[0]Hugh Pickens writes "The chief executive of the British Library, Lynne Brindley, says that our cultural heritage is at risk as the Internet evolves and technologies become obsolete, and that historians and citizens face [1]a 'black hole' in the knowledge base of the 21st century unless urgent action is taken to preserve websites and other digital records. For example, when Barack Obama was inaugurated as US president last week, [2]all traces of George W. Bush disappeared from the White House website. There were more than 150 websites relating to the 2000 Olympics in Sydney that vanished instantly at the end of the games and are now stored only by the National Library of Australia. 'If websites continue to disappear in the same way as those on President Bush and the Sydney Olympics... the memory of the nation disappears too,' says Brindley. ...
1. http://www.guardian.co.uk/technology/2009/jan/25/internet-heritage
CFM >> This is appropriate? The world is growing it's 'document' production systems, some now automated! The exponential growth in reading materials, audio and video records is undeniable.
BUT, The librarian is not tasked with capturing ALL of it !
The librarian is tasked with keeping a representative overview of things, within the budgets available. This forces SELECTION !
We need to select from the vast chatter on the internet and in more traditional media, what we wish to be available to future generations and researchers. This selection process needs also to be matched with a system to facilitate a researcher "finding" and perhaps "translating" the material efficiently, as the quantity of material grows. However, some system of 'valuing' documents is needed, perhaps Oxford and Cambridge university presses did this in times past,along with newspaper editors. Should there be a more democratic valuing system today ?
I think not. I think that various organisations will retain what they feel is important, and perhaps make that available to the internet users, or not. I think this is appropriate. Having everything ever recorded in the internet search engines will dilute the value of the search engine !
Also considering that with vast amounts of material, future researchers will only be able to use automated searches, and pulling the really valuable (and value is a property of the valuer, not the item) documents, which are on target with respect to the query, will become increasingly difficult.

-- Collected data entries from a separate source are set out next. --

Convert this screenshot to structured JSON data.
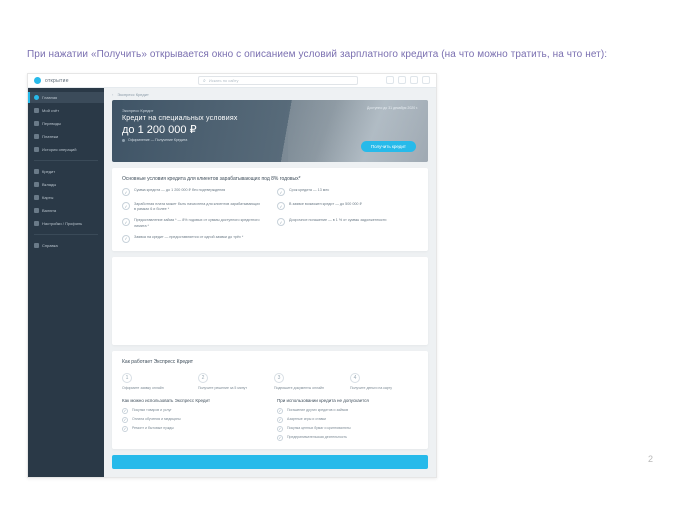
{
  "caption": "При нажатии «Получить» открывается окно с описанием условий зарплатного кредита (на что можно тратить, на что нет):",
  "page_number": "2",
  "brand": "открытие",
  "search_placeholder": "Искать по сайту",
  "sidebar": {
    "items": [
      {
        "label": "Главная",
        "active": true
      },
      {
        "label": "Мой счёт"
      },
      {
        "label": "Переводы"
      },
      {
        "label": "Платежи"
      },
      {
        "label": "История операций"
      }
    ],
    "items2": [
      {
        "label": "Кредит"
      },
      {
        "label": "Вклады"
      },
      {
        "label": "Карты"
      },
      {
        "label": "Валюта"
      },
      {
        "label": "Настройки / Профиль"
      }
    ],
    "items3": [
      {
        "label": "Справка"
      }
    ]
  },
  "breadcrumb": {
    "back": "‹",
    "label": "Экспресс Кредит"
  },
  "hero": {
    "top_badge": "Доступно до 31 декабря 2020 г.",
    "tag": "Экспресс Кредит",
    "title": "Кредит на специальных условиях",
    "amount": "до 1 200 000 ₽",
    "sub": "Оформление — Получение Кредита",
    "cta": "Получить кредит"
  },
  "conditions": {
    "title": "Основные условия кредита для клиентов зарабатывающих под 8% годовых*",
    "features": [
      "Сумма кредита — до 1 200 000 ₽ без подтверждения",
      "Срок кредита — 13 мес",
      "Заработная плата может быть начислена для клиентов зарабатывающих в рамках 6 и более *",
      "В заявке возможен кредит — до 500 000 ₽",
      "Предоставление займа * — 8% годовых от суммы доступного кредитного лимита *",
      "Досрочное погашение — в 1 % от суммы задолженности",
      "Заявка на кредит — предоставляется от одной заявки до трёх *"
    ]
  },
  "steps": {
    "title": "Как работает Экспресс Кредит",
    "items": [
      {
        "n": "1",
        "label": "Оформите заявку онлайн"
      },
      {
        "n": "2",
        "label": "Получите решение за 5 минут"
      },
      {
        "n": "3",
        "label": "Подпишите документы онлайн"
      },
      {
        "n": "4",
        "label": "Получите деньги на карту"
      }
    ]
  },
  "usage": {
    "allowed_title": "Как можно использовать Экспресс Кредит",
    "allowed": [
      "Покупки товаров и услуг",
      "Оплата обучения и медицины",
      "Ремонт и бытовые нужды"
    ],
    "denied_title": "При использовании кредита не допускается",
    "denied": [
      "Погашение других кредитов и займов",
      "Азартные игры и ставки",
      "Покупка ценных бумаг и криптовалюты",
      "Предпринимательская деятельность"
    ]
  }
}
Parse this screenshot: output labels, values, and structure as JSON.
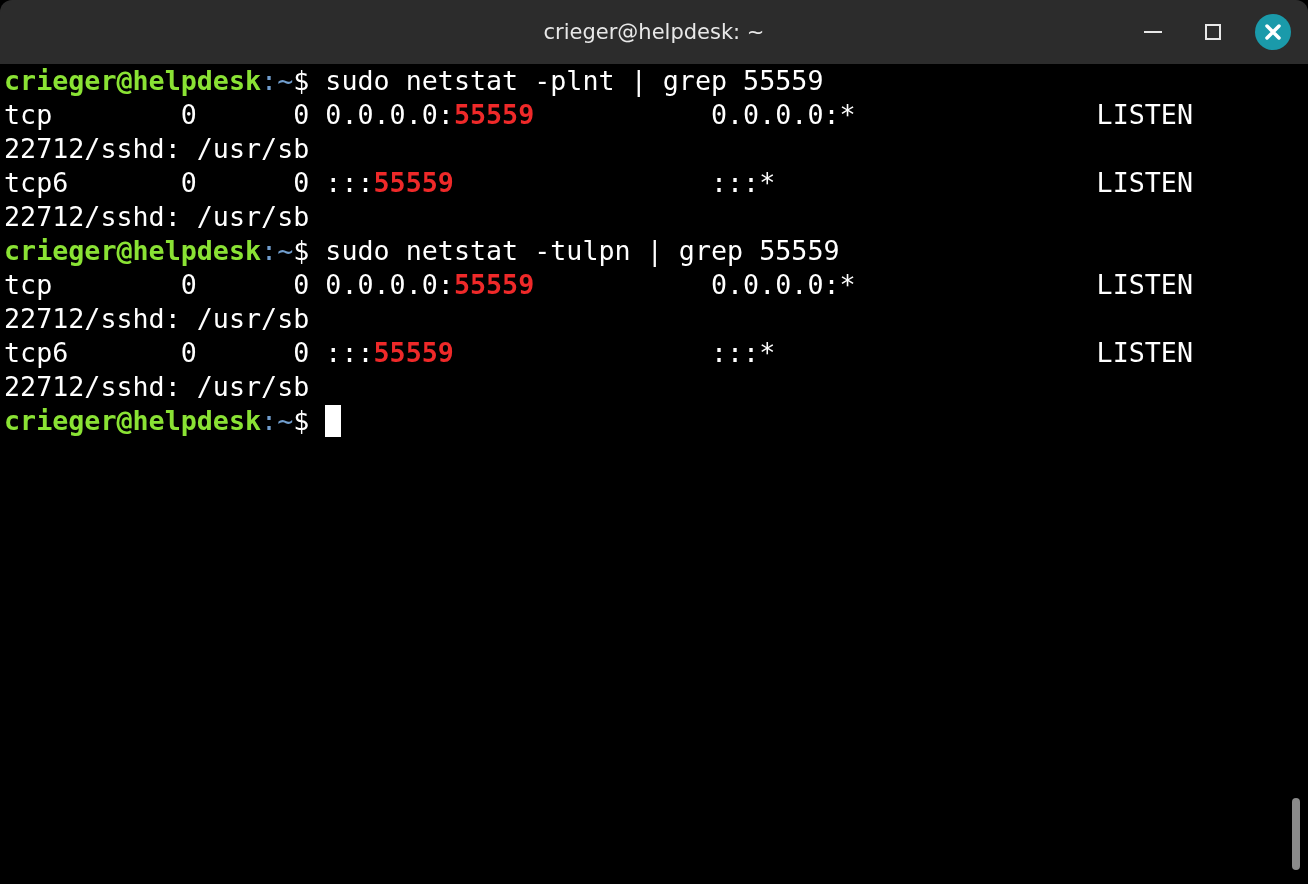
{
  "window": {
    "title": "crieger@helpdesk: ~"
  },
  "terminal": {
    "lines": [
      {
        "segments": [
          {
            "kind": "user",
            "text": "crieger@helpdesk"
          },
          {
            "kind": "path",
            "text": ":~"
          },
          {
            "kind": "plain",
            "text": "$ "
          },
          {
            "kind": "command",
            "text": "sudo netstat -plnt | grep 55559"
          }
        ]
      },
      {
        "segments": [
          {
            "kind": "plain",
            "text": "tcp        0      0 0.0.0.0:"
          },
          {
            "kind": "match",
            "text": "55559"
          },
          {
            "kind": "plain",
            "text": "           0.0.0.0:*               LISTEN"
          }
        ]
      },
      {
        "segments": [
          {
            "kind": "plain",
            "text": "22712/sshd: /usr/sb"
          }
        ]
      },
      {
        "segments": [
          {
            "kind": "plain",
            "text": "tcp6       0      0 :::"
          },
          {
            "kind": "match",
            "text": "55559"
          },
          {
            "kind": "plain",
            "text": "                :::*                    LISTEN"
          }
        ]
      },
      {
        "segments": [
          {
            "kind": "plain",
            "text": "22712/sshd: /usr/sb"
          }
        ]
      },
      {
        "segments": [
          {
            "kind": "user",
            "text": "crieger@helpdesk"
          },
          {
            "kind": "path",
            "text": ":~"
          },
          {
            "kind": "plain",
            "text": "$ "
          },
          {
            "kind": "command",
            "text": "sudo netstat -tulpn | grep 55559"
          }
        ]
      },
      {
        "segments": [
          {
            "kind": "plain",
            "text": "tcp        0      0 0.0.0.0:"
          },
          {
            "kind": "match",
            "text": "55559"
          },
          {
            "kind": "plain",
            "text": "           0.0.0.0:*               LISTEN"
          }
        ]
      },
      {
        "segments": [
          {
            "kind": "plain",
            "text": "22712/sshd: /usr/sb"
          }
        ]
      },
      {
        "segments": [
          {
            "kind": "plain",
            "text": "tcp6       0      0 :::"
          },
          {
            "kind": "match",
            "text": "55559"
          },
          {
            "kind": "plain",
            "text": "                :::*                    LISTEN"
          }
        ]
      },
      {
        "segments": [
          {
            "kind": "plain",
            "text": "22712/sshd: /usr/sb"
          }
        ]
      },
      {
        "segments": [
          {
            "kind": "user",
            "text": "crieger@helpdesk"
          },
          {
            "kind": "path",
            "text": ":~"
          },
          {
            "kind": "plain",
            "text": "$ "
          },
          {
            "kind": "cursor"
          }
        ]
      }
    ]
  }
}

Perhaps a new "Decimal Dewey Classification(*)" system, or PageRank(+) algorithm is needed, designed to facilitate searches of documents based on tags, time-of-writing, perspective-of-author and perspective-0f-reader. The last two properties here are obviously multi-dimensional, and may benefit from an agreed clasification system themselves.
* (from Wikipedia) The Dewey Decimal Classification (DDC, also called the Dewey Decimal System) is a proprietary system of library classification developed by Melvil Dewey in 1876, and has since then been greatly modified and expanded through twenty-two major revisions, the most recent in 2004. The system is a method for placing books on library shelves in a specific and repeatable order that makes it easier to find any specific book or to return it to its proper place.
+ PageRank is a link analysis algorithm used by the Google Internet search engine that assigns a numerical weighting to each element of a hyperlinked set of documents, such as the World Wide Web, with the purpose of "measuring" its relative importance within the set. The algorithm may be applied to any collection of entities with reciprocal quotations and references.